Through my father I learned there were alternative lifestyles to explore as the mainstream didn’t seem to fit either of us well. We both liked to party and as we discovered when he lived in Vancouver in the early 80s, we made a great team! We would start a night out at the Luv-A-Fair on Seymour Street. I danced to punk music while my dad warmed up with a few drinks. One night a young man tried, unsuccessfully, to hit on me. He turned to my father and asked, “Why is she with you old man?” My father replied slowly with his warm smile, “Because I’ve got the money, honey!” We both chuckled and left for John Barley’s in Gastown. The club was packed to the rafters with sweaty, muscle bound men (and a few women) dancing to loud disco and my father knew most of them. I lost myself on the dance floor, once in a while finding my dad with my eyes and a smile.

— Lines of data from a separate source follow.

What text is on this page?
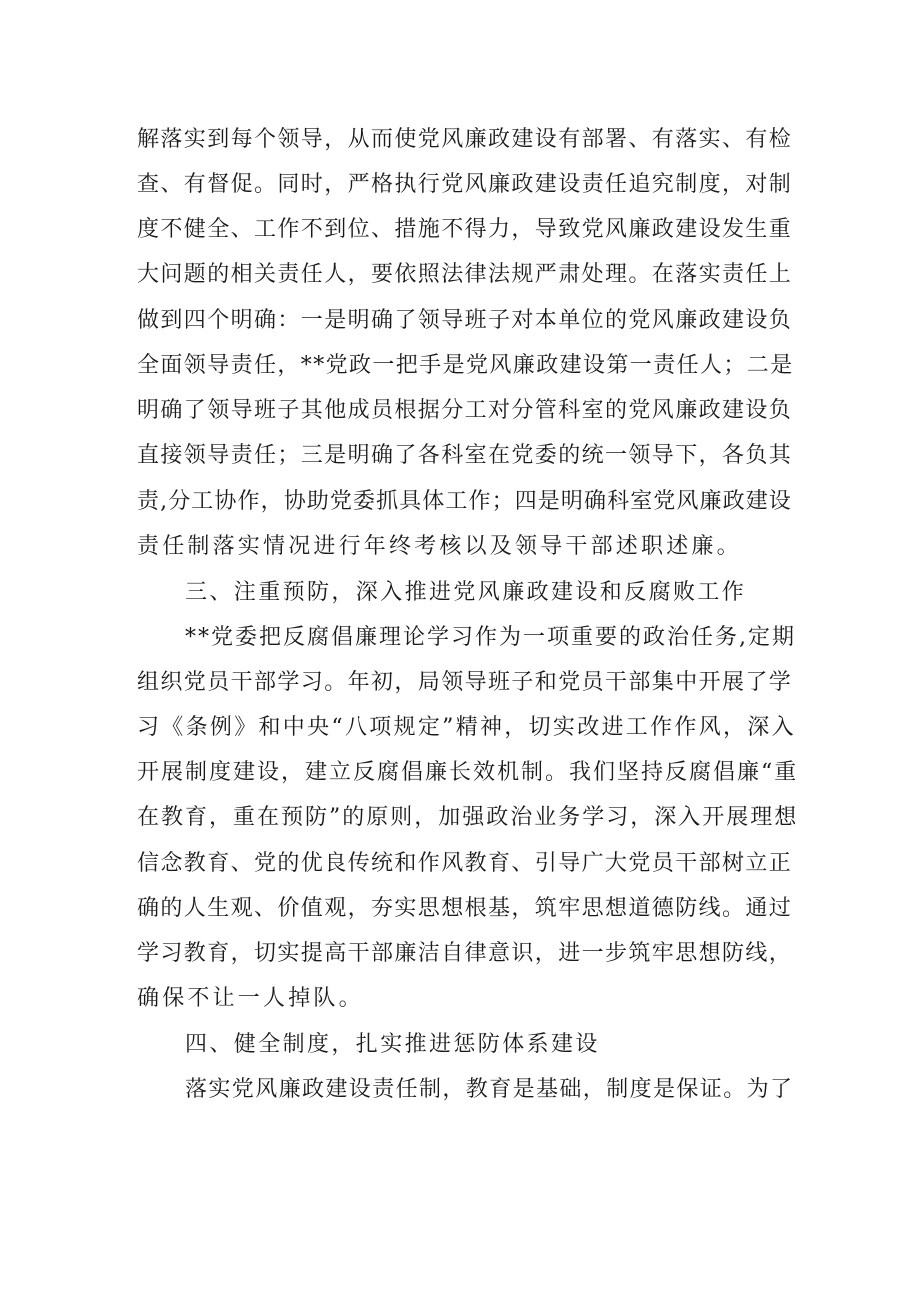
解落实到每个领导，从而使党风廉政建设有部署、有落实、有检
查、有督促。同时，严格执行党风廉政建设责任追究制度，对制
度不健全、工作不到位、措施不得力，导致党风廉政建设发生重
大问题的相关责任人，要依照法律法规严肃处理。在落实责任上
做到四个明确：一是明确了领导班子对本单位的党风廉政建设负
全面领导责任，**党政一把手是党风廉政建设第一责任人；二是
明确了领导班子其他成员根据分工对分管科室的党风廉政建设负
直接领导责任；三是明确了各科室在党委的统一领导下，各负其
责,分工协作，协助党委抓具体工作；四是明确科室党风廉政建设
责任制落实情况进行年终考核以及领导干部述职述廉。
三、注重预防，深入推进党风廉政建设和反腐败工作
**党委把反腐倡廉理论学习作为一项重要的政治任务,定期
组织党员干部学习。年初，局领导班子和党员干部集中开展了学
习《条例》和中央“八项规定”精神，切实改进工作作风，深入
开展制度建设，建立反腐倡廉长效机制。我们坚持反腐倡廉“重
在教育，重在预防”的原则，加强政治业务学习，深入开展理想
信念教育、党的优良传统和作风教育、引导广大党员干部树立正
确的人生观、价值观，夯实思想根基，筑牢思想道德防线。通过
学习教育，切实提高干部廉洁自律意识，进一步筑牢思想防线，
确保不让一人掉队。
四、健全制度，扎实推进惩防体系建设
落实党风廉政建设责任制，教育是基础，制度是保证。为了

The late 80s were a very intense time as many of his friends began to die from AIDS related illnesses. It was scary and heart wrenching and the air was full of fear and lies. My father refused to get tested. He hated illness of any kind and spent hours at the gym to stay in shape and socialize. He remained steadfast in his decision until the late 90s when antiretroviral treatments became available in Canada. One day he called me out of the blue to share his test results. He got lucky and they were negative. Many weren’t so fortunate: in 1994 there were 32,995 Canadians living with HIV.

Pride Toronto became a family event for my dad and me after he returned to Toronto and the Village Green high-rises in the heart of the village. We adored the beer gardens, prancing up a storm. One year his crew did a float for the parade. My father was Cleopatra with a harem of frond waving slaves. I was so proud of him. I didn’t know anyone with a gay parent and it empowered me to have a place to openly celebrate us and queer culture. He led by example, teaching me to be kind and accepting to all people, even those with differing morals without giving up my beliefs. It isn’t always easy.

One night, returning from a dinner party, my father was brutally gay bashed while walking the pathway between the high-rise buildings on Maitland and Alexander (the area is now fenced in and locked). He was hospitalized and shaken to his core, often waking suddenly from reoccurring dreams of revenge on the three young men who stole his sense of safety. Soon after his physical recovery, he bought a house in Crystal Beach, Ontario with two of his oldest friends. A small town with an active queer community in which they could retire gracefully — and the YMCA was still only a bike ride away!

Storytelling becomes a political action. It is important to hear these stories, understand and celebrate how they affect our lives of both within and outside of the queer community. Years ago all the sidewalks in Toronto had curbs and did not slope down onto the roads at crossings as they do now. Disability activists lobbied for sloping curbs, or curb cuts, and now we all take these for granted, enjoying easier movement through the city. Looking back through generations of queer activism I realize how positively queers have affected human rights for everyone. We have a lot to be thankful for. Thank you. I am grateful the conversation continues.